Als ob der Jemen in seiner Geschichte nicht schon genug durchgemacht hätte. Seit dem siebten Jahrhundert unter islamischer Herrschaft, stand das Königreich Jemen stets unter wechselnder Führung verschiedenster hauptsächlich schiitischer Imamate und Dynastien. Auf den Zerfall des Jemen in Nord- und Südjemen im 19. Jahrhundert folgte eine Besetzung durch Großbritannien und das Osmanische Reich. 1967 war der Jemen endlich unabhängig, 1990 wurden Nord- und Südjemen unter dem ersten gesamtjemenitischen Präsidenten Ali Abdullah Salih vereinigt. Doch schon vier Jahre später kam es zu einem blutigen Bürgerkrieg. Selbst nach dessen Beilegung gab es immer wieder Aufstände und Konflikte zwischen Regierung, Milizen, Stämmen und Rebellen.

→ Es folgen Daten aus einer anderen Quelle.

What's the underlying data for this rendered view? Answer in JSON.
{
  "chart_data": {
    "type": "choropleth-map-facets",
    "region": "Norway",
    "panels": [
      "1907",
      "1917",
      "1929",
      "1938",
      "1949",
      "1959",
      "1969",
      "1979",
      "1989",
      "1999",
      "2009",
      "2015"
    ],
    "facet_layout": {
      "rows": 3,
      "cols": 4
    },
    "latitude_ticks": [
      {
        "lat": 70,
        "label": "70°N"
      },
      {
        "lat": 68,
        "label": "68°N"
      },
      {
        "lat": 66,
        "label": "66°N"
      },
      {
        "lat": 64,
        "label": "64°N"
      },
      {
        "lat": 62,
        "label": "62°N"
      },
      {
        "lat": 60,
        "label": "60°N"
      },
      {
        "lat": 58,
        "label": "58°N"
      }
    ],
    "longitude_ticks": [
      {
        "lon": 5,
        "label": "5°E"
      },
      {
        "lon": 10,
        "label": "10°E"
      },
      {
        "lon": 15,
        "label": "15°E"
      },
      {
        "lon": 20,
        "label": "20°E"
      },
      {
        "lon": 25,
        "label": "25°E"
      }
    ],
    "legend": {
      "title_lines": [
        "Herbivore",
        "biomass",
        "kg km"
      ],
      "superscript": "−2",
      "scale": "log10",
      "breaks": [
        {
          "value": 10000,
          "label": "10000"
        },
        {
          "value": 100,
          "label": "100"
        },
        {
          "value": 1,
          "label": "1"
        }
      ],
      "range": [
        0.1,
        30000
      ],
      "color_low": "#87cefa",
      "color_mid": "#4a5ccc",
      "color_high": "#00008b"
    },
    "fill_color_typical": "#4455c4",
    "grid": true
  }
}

Viele Interessen haben das Land gespalten
Im Zuge des arabischen Frühlings begannen 2011 auch im Jemen die Proteste gegen Gewalt und Korruption, für Sicherheit und Gleichberechtigung; Forderungen nach einer Revolution wurden laut. Heftige Debatten spalteten nicht nur die Bevölkerung, sondern auch das Militär und die politischen Kräfte im Jemen. Präsident Salih wurde gestürzt und verlor seine politische Macht, und der Transitionsprozess sollte durch Wahlen und eine neue Verfassung in Gang gebracht werden. Eine Übergangsregierung wurde gewählt, und eine Nationale Dialogkonferenz (NDK) wurde gebildet. Doch neuerere Bewegungen wie die Huthi-Rebellen aus dem Norden oder auch die „Südliche Bewegung“, die die Spaltung des Südjemens vom Nordjemen forderte, wurden in politischen Fragen konsequent ausgeschlossen. Die politische Macht lag weiterhin in den Händen des alten Establishments. Doch da die Pläne der Übergangsregierung zur Verbesserung der Wirtschaft, zum Korruptionsabbau und Verbesserung der humanitären Lage nur leere Versprechungen blieben, verlor sie den Rückhalt in der Bevölkerung. Diese fand vielmehr an neueren gesellschaftlichen Bewegungen wie den Huthi-Rebellen, die schon seit 2004 im brennenden Konflikt gegen die Regierung stehen, Interesse. Im Konkurrenzkampf versuchten verschiedene Kräfte wie Huthi, Salih, und Regierungsparteien, weite Gebiete im Norden und deren Ressourcen durch Waffen in Besitz zu nehmen. Im Jemen herrschte Chaos.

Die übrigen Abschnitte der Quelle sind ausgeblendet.